BEND, Ore. (KTVZ) -- Nurses at St. Charles are voicing frustration over how the hospital system is handling an ongoing staffing shortage, after it was learned of a recently declared, then withdrawn "crisis standards of care" emergency.

As first reported by OPB, the St. Charles Health System took the unprecedented step of declaring "crisis standards of care" at its four hospitals, the first Oregon health system to do so during the COVID-19 pandemic, according to the Oregon Health Authority.

St. Charles had to rescind the emergency declaration days later, after the OHA said it did not qualify under state guidelines, OPB reported.

After the "crisis" declaration was reported, some nurses reached out to NewsChannel 21, saying they believe it was done so the hospital could violate union contracts and change workloads.

RN Julie Bostrom said Friday, "We've been wanting the hospital to come together with us, to try and problem-solve this, for a very long time. I've been involved with committees that have worked on this issue for a long time.

"So we feel frustrated that we are not at the table with them, to try to solve this issue of staffing and creating the optimal experience for our patients and our community," Bostrom said.

St. Charles Public Information and Government Affairs Officer Lisa Goodman provided the following statement Friday to NewsChannel 21:

"We create a “facility disaster plan” when, according to the Joint commission standard, St. Charles is experiencing an emergency that, due to its complexity, scope, or duration threatens our capabilities and requires outside assistance to sustain patient care, safety, or security functions.

"Not all facility disasters require activation of crisis standards of care. In the nursing services context, crisis standards of care are appropriate 'during a staffing emergency for objective prioritization of care, prioritization of patients and limitations on services because of the staffing emergency.'"

"More generally, OHA’s Crisis Care Tool authorizes hospitals to activate crisis standards of care 'if their critical care resources are severely limited, the number of patients presenting for critical care exceeds capacity and there is no option to transfer patients to other critical care facilities.'”

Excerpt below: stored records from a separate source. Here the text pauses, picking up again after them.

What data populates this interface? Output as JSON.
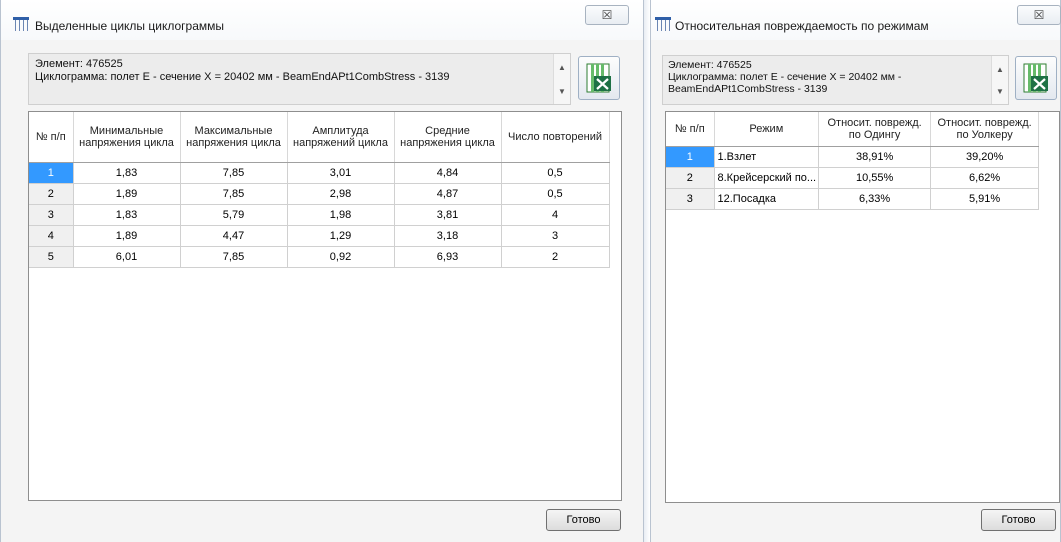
{
  "left_window": {
    "title": "Выделенные циклы циклограммы",
    "close_label": "☒",
    "info": {
      "line1": "Элемент: 476525",
      "line2": "Циклограмма: полет E - сечение X = 20402 мм - BeamEndAPt1CombStress - 3139"
    },
    "table": {
      "headers": [
        "№ п/п",
        "Минимальные напряжения цикла",
        "Максимальные напряжения цикла",
        "Амплитуда напряжений цикла",
        "Средние напряжения цикла",
        "Число повторений"
      ],
      "rows": [
        [
          "1",
          "1,83",
          "7,85",
          "3,01",
          "4,84",
          "0,5"
        ],
        [
          "2",
          "1,89",
          "7,85",
          "2,98",
          "4,87",
          "0,5"
        ],
        [
          "3",
          "1,83",
          "5,79",
          "1,98",
          "3,81",
          "4"
        ],
        [
          "4",
          "1,89",
          "4,47",
          "1,29",
          "3,18",
          "3"
        ],
        [
          "5",
          "6,01",
          "7,85",
          "0,92",
          "6,93",
          "2"
        ]
      ]
    },
    "ok_label": "Готово"
  },
  "right_window": {
    "title": "Относительная повреждаемость по режимам",
    "close_label": "☒",
    "info": {
      "line1": "Элемент: 476525",
      "line2": "Циклограмма: полет E - сечение X = 20402 мм -",
      "line3": "BeamEndAPt1CombStress - 3139"
    },
    "table": {
      "headers": [
        "№ п/п",
        "Режим",
        "Относит. поврежд. по Одингу",
        "Относит. поврежд. по Уолкеру"
      ],
      "rows": [
        [
          "1",
          "1.Взлет",
          "38,91%",
          "39,20%"
        ],
        [
          "2",
          "8.Крейсерский по...",
          "10,55%",
          "6,62%"
        ],
        [
          "3",
          "12.Посадка",
          "6,33%",
          "5,91%"
        ]
      ]
    },
    "ok_label": "Готово"
  },
  "icons": {
    "window": "window-icon",
    "excel": "excel-export-icon",
    "scroll_up": "scroll-up-icon",
    "scroll_down": "scroll-down-icon",
    "close": "close-icon"
  },
  "colors": {
    "selection": "#3399ff",
    "excel_green": "#1e7145"
  }
}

Is the crisis affecting patients? 

"To be clear, we are not operating under crisis care standards. Our leadership team is, however, having conversations with the nurse staffing committees at our hospitals to discuss the possibility of changing our current nurse staffing plans.

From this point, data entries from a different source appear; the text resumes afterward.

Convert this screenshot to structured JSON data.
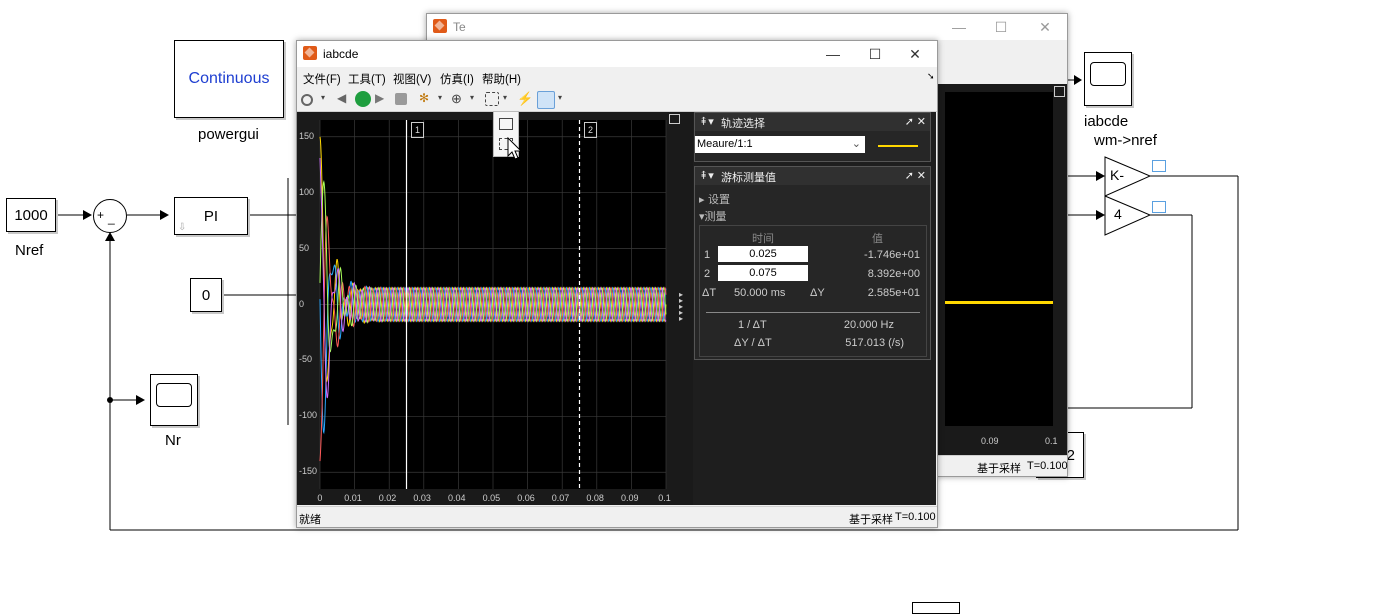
{
  "diagram": {
    "powergui_block": "Continuous",
    "powergui_label": "powergui",
    "nref_block": "1000",
    "nref_label": "Nref",
    "sum_signs": [
      "+",
      "_"
    ],
    "pi_block": "PI",
    "const_block": "0",
    "nr_label": "Nr",
    "scope_iabcde_label": "iabcde",
    "gain_k_label": "wm->nref",
    "gain_k": "K-",
    "gain_4": "4",
    "partial_block": "2"
  },
  "te_window": {
    "title": "Te",
    "x_ticks": [
      "0.09",
      "0.1"
    ],
    "status_mode": "基于采样",
    "status_time": "T=0.100"
  },
  "scope_window": {
    "title": "iabcde",
    "menu": [
      "文件(F)",
      "工具(T)",
      "视图(V)",
      "仿真(I)",
      "帮助(H)"
    ],
    "status_ready": "就绪",
    "status_mode": "基于采样",
    "status_time": "T=0.100",
    "cursor1_label": "1",
    "cursor2_label": "2",
    "y_ticks": [
      "150",
      "100",
      "50",
      "0",
      "-50",
      "-100",
      "-150"
    ],
    "x_ticks": [
      "0",
      "0.01",
      "0.02",
      "0.03",
      "0.04",
      "0.05",
      "0.06",
      "0.07",
      "0.08",
      "0.09",
      "0.1"
    ]
  },
  "chart_data": {
    "type": "line",
    "xlim": [
      0,
      0.1
    ],
    "ylim": [
      -165,
      165
    ],
    "grid": true,
    "steady_amplitude": 15,
    "frequency_hz": 450,
    "phases": 5,
    "colors": [
      "#ffd700",
      "#29a8ff",
      "#ff5a5a",
      "#a8ff5a",
      "#d070ff"
    ],
    "cursor1_x": 0.025,
    "cursor2_x": 0.075
  },
  "trace_panel": {
    "title": "轨迹选择",
    "selected": "Meaure/1:1"
  },
  "cursor_panel": {
    "title": "游标测量值",
    "settings": "设置",
    "measurements": "测量",
    "col_time": "时间",
    "col_value": "值",
    "row1_index": "1",
    "row1_time": "0.025",
    "row1_value": "-1.746e+01",
    "row2_index": "2",
    "row2_time": "0.075",
    "row2_value": "8.392e+00",
    "dt_label": "ΔT",
    "dt_value": "50.000 ms",
    "dy_label": "ΔY",
    "dy_value": "2.585e+01",
    "inv_dt_label": "1 / ΔT",
    "inv_dt_value": "20.000 Hz",
    "slope_label": "ΔY / ΔT",
    "slope_value": "517.013 (/s)"
  },
  "colors": {
    "accent_blue": "#1f5fd1",
    "trace_yellow": "#ffd700"
  }
}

"But we are struggling with the same operational challenges as every other hospital in the state. There are really two issues that are having the most serious impact:

"One, like most other hospitals in the state, we are critically understaffed. As of today, we have 555 open positions, 63 of which are for certified nursing assistants and 156 for registered nurses. 

"And two, we are chronically over capacity. Because skilled nursing facilities and inpatient rehab centers are also full, we are unable to discharge many of our patients who are ready for “step-down” care outside of a hospital. That means we often don’t have beds available for patients who need to be admitted, so we have no choice but to “board” them in our Emergency Departments."

How is it affecting nurses?

"As mentioned above, our leadership team is having conversations with the nurse staffing committees at our hospitals to discuss the possibility of changing our current nurse staffing plans."

Why weren't nurses made aware of the decision? 

"Some of our nurse leaders are part of our Hospital Incident Command Structure, which was activated to manage our staffing and capacity challenges, and were aware of the decisions being made."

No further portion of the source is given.